Тистлвуд никогда не женился. Объяснить это можно, в частности, небольшим числом белых женщин на Ямайке. Другой причиной, возможно, было его нежелание прекращать связь с Фиббой, на чем неизбежно стала бы настаивать белая жена.

Интересным представляется предположение о том, что у него не возникло потребности жениться, поскольку Фибба обладала всеми качествами, которые он ценил в женщине, включая желание быть матерью его детей.
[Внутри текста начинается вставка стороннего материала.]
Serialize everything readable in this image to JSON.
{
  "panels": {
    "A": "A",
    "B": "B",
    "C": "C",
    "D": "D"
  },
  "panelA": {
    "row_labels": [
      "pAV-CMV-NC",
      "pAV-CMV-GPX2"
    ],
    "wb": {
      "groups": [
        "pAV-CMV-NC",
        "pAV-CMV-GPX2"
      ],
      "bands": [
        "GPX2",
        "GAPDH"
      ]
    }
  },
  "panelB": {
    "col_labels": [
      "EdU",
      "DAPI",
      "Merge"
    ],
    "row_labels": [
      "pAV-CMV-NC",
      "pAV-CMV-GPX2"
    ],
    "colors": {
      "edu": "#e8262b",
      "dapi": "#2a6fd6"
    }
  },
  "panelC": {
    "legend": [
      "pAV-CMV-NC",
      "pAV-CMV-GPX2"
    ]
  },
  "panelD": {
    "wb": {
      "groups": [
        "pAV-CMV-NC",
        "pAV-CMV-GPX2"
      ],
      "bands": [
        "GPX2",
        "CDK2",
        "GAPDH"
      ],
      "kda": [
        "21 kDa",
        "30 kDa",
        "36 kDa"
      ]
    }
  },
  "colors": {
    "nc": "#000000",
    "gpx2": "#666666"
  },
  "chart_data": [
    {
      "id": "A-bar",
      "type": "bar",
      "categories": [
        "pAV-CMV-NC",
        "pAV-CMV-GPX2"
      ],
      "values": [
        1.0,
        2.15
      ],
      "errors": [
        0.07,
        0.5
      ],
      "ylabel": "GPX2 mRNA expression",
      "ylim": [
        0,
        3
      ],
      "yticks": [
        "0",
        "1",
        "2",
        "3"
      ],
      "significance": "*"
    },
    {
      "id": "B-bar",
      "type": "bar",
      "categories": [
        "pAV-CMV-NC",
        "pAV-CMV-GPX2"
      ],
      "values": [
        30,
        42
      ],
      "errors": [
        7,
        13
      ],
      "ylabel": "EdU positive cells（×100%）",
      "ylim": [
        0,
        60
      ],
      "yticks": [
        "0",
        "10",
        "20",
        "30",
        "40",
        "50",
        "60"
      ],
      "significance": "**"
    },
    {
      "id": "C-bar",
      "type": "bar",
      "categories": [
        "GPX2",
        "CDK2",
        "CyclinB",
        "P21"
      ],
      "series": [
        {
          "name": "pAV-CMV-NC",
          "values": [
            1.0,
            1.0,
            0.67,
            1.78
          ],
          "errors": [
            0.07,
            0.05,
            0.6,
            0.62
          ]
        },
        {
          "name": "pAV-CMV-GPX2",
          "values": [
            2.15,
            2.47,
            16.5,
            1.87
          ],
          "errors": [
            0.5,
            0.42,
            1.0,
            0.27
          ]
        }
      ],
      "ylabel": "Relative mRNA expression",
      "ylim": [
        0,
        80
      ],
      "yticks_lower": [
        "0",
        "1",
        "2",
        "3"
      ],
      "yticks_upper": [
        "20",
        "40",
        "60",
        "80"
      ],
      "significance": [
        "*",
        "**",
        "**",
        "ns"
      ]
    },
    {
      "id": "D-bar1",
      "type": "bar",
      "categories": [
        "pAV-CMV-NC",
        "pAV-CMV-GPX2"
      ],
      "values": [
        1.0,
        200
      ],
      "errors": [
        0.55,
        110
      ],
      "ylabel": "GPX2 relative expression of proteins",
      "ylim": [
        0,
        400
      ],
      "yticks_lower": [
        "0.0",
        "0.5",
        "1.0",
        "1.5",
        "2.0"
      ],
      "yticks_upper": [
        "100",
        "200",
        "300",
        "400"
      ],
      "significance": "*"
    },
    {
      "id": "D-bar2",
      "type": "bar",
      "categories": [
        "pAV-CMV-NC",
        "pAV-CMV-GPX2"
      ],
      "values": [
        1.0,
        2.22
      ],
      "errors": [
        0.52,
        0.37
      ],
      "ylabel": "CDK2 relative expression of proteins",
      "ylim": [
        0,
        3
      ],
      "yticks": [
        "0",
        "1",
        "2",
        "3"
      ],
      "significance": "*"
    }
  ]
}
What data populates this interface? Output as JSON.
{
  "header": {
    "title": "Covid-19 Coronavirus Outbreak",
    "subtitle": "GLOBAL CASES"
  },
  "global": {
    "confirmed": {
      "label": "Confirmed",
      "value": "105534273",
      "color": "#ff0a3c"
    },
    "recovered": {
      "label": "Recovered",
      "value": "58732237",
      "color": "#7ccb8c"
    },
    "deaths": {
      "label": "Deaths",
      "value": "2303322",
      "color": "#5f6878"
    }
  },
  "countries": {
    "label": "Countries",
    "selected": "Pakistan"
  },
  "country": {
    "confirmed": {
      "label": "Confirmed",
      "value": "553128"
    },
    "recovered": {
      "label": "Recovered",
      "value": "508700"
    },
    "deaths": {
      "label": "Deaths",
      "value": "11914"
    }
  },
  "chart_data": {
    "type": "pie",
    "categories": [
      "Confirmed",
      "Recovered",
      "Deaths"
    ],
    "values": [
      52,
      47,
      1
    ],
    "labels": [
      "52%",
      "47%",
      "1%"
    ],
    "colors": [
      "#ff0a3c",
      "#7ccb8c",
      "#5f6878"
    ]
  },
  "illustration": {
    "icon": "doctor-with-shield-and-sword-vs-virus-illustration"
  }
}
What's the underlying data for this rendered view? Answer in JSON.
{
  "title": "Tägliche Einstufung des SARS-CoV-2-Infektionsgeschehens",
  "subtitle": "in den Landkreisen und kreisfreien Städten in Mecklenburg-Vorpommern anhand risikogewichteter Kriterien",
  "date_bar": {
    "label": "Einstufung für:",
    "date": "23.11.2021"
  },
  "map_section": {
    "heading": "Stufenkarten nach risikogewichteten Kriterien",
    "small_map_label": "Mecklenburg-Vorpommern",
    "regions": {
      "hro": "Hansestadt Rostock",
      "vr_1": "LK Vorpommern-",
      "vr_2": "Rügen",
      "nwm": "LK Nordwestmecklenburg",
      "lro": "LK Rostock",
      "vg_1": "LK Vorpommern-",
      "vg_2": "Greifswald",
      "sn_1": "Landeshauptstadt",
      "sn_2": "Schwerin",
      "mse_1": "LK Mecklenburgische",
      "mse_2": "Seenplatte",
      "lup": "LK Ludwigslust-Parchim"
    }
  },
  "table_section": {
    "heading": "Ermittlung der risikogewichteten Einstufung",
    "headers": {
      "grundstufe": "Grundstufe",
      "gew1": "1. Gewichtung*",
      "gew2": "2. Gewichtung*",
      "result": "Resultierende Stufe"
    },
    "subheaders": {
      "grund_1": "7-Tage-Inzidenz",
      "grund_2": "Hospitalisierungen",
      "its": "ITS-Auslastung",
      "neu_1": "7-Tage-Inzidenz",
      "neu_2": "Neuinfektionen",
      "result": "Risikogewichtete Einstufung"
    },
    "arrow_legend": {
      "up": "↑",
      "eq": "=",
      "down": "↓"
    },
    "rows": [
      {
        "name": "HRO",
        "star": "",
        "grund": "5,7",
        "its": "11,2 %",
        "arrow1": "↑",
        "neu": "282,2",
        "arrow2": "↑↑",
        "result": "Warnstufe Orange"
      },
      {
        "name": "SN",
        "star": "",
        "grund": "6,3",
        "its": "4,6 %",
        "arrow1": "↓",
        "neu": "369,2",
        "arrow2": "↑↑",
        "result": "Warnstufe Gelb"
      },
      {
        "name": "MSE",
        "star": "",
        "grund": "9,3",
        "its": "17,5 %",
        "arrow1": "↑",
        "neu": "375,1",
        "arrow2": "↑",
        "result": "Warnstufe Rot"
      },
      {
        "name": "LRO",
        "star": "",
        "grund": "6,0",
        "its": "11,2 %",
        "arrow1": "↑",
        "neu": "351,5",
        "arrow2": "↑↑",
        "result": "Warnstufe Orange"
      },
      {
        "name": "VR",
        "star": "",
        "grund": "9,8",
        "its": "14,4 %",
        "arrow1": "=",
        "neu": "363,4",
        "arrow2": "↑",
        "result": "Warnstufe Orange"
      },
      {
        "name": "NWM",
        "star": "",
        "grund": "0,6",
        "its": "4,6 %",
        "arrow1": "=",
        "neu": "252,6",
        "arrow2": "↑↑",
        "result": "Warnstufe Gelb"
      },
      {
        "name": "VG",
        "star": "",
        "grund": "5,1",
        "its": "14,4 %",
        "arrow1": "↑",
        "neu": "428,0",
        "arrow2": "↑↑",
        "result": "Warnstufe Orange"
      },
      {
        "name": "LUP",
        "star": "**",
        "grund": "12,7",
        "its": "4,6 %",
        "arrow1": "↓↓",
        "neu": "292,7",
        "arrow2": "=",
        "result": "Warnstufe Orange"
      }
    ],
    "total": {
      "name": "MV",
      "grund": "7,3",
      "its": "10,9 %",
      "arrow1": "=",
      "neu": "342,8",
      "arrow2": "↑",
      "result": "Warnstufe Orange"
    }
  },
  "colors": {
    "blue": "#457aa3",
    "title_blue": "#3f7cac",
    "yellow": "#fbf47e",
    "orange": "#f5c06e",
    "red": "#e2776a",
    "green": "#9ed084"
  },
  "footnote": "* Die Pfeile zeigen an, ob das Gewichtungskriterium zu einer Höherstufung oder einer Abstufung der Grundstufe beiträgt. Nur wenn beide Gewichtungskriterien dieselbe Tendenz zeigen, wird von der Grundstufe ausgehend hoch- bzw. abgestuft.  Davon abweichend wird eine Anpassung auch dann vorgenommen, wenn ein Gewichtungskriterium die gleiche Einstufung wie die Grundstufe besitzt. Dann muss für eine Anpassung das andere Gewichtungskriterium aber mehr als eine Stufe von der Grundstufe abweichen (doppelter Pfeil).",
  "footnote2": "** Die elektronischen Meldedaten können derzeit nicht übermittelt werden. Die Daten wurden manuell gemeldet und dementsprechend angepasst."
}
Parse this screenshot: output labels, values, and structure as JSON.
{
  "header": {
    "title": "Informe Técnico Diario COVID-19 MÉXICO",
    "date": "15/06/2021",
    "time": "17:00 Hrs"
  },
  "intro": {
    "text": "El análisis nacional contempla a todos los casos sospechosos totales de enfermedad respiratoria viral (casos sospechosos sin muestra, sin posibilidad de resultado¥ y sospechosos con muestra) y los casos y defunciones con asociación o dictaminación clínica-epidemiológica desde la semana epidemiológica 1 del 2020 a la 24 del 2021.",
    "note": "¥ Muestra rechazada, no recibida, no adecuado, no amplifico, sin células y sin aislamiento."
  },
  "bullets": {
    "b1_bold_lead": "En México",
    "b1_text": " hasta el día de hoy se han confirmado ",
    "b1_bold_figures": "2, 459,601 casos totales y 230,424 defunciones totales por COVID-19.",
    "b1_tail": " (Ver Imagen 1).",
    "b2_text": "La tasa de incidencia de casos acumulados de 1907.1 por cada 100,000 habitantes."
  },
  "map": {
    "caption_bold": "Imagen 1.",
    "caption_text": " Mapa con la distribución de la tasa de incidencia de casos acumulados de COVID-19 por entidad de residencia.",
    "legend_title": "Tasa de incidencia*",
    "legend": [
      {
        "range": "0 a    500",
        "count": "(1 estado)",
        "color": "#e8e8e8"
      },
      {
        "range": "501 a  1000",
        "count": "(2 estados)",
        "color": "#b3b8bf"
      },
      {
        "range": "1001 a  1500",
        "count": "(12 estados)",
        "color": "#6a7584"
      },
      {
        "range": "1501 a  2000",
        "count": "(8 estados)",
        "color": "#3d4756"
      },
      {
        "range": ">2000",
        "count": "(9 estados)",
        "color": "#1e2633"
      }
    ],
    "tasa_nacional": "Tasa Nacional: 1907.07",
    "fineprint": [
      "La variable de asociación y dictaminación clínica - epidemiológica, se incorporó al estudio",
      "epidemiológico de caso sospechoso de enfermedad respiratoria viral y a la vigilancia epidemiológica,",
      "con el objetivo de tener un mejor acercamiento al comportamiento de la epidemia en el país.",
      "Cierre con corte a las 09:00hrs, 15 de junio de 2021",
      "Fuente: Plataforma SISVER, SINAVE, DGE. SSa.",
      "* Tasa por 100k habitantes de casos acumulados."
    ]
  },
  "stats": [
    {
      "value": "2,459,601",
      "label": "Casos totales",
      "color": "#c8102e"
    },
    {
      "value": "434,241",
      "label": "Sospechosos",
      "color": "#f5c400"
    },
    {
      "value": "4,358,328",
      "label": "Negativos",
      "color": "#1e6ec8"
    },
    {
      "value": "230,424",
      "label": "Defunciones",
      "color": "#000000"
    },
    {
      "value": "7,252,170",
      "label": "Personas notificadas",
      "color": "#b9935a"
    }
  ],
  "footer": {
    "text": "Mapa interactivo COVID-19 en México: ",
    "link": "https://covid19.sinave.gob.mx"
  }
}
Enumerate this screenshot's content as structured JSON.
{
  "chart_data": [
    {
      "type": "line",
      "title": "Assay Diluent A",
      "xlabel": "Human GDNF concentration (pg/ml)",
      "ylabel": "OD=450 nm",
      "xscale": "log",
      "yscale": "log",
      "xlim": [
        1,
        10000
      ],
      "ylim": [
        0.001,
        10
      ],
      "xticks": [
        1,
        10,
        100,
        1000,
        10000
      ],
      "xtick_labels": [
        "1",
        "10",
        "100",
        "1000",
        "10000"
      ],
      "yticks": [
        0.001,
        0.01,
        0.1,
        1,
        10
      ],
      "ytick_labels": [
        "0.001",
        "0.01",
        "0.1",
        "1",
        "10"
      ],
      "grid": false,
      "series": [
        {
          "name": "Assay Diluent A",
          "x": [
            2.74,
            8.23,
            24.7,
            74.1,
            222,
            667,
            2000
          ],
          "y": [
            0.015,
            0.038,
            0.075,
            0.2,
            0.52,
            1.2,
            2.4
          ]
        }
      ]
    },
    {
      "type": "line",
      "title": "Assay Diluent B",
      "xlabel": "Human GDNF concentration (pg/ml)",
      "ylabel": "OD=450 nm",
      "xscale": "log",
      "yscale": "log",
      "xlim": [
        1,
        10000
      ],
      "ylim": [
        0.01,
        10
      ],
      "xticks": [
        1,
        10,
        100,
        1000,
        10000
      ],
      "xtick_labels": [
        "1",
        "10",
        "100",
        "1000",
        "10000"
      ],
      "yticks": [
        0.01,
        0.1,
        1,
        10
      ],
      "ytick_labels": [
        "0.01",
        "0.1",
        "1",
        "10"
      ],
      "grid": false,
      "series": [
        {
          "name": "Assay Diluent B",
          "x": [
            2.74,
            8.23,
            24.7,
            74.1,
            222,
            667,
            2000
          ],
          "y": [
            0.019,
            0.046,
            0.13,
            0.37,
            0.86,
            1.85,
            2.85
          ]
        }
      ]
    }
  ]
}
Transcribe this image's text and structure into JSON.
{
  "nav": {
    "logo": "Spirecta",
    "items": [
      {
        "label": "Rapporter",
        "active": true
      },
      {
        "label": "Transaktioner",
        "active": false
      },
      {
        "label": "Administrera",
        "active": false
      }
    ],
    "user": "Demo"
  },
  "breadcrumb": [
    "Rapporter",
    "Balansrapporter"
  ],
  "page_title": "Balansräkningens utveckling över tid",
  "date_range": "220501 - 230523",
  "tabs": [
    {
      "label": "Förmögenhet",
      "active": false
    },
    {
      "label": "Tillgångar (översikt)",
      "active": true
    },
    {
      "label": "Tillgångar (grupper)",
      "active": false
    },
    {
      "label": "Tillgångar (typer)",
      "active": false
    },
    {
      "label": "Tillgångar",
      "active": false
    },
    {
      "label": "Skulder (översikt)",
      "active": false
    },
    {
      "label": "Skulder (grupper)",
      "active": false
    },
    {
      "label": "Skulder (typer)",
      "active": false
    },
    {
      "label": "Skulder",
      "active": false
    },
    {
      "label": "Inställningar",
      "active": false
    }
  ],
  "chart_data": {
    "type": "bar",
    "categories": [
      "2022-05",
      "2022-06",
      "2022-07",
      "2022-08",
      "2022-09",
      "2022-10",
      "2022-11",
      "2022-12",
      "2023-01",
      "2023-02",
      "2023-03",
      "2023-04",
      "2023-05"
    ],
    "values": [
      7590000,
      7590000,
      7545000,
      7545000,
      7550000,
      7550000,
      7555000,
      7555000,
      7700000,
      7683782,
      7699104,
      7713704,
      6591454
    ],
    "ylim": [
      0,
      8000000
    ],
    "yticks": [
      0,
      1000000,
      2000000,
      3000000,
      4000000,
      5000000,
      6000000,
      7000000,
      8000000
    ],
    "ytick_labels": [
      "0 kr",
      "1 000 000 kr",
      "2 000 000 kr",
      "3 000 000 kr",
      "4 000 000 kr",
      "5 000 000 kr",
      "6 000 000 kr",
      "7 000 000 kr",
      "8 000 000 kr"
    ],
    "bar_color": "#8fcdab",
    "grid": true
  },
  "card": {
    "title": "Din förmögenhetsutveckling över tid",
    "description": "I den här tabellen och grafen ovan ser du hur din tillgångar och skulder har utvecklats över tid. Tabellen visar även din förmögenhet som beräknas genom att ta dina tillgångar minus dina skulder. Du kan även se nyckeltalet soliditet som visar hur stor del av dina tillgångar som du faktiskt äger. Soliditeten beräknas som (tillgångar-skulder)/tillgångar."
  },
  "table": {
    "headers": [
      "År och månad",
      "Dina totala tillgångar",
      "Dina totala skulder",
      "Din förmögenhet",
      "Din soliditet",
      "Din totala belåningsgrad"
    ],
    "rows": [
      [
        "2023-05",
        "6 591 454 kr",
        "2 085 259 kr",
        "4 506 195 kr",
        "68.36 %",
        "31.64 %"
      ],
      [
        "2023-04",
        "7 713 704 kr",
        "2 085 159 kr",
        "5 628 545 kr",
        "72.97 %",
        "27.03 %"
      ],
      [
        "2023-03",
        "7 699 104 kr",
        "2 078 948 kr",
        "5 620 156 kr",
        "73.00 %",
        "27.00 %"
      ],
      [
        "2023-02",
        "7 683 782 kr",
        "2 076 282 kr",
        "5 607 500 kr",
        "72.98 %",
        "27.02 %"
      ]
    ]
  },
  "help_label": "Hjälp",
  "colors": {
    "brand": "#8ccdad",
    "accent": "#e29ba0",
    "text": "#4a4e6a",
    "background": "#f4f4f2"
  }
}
Продолжительность и интенсивность жизни Фиббы в роли любовницы, ее освобождение от рабства после смерти любовника и стремление Томаса обеспечить ее до конца дней отражают картину сложных, заботливых и преданных отношений. Однако сексуальные союзы между рабынями и белыми мужчинами никогда не основывались на романтике. Хоть они и обходили многие ограничения рабства, Томас Тистлвуд и Фибба не были Ромео и Джульеттой. Они жили в жестоком и непростом мире, где сексуальные отношения между представителями различных рас считались незаконными, где с юридической точки зрения она даже не была человеком и не имела никаких прав, а он представлял собой нечто вроде высшего существа, имевшего право – предполагалось, что он должен был осуществлять его на деле, – покупать, продавать, эксплуатировать и наказывать мужчин и женщин, находившихся в таком же положении и имевших такое же происхождение, как Фибба. Потому что она была не только женщиной, но еще и рабыней.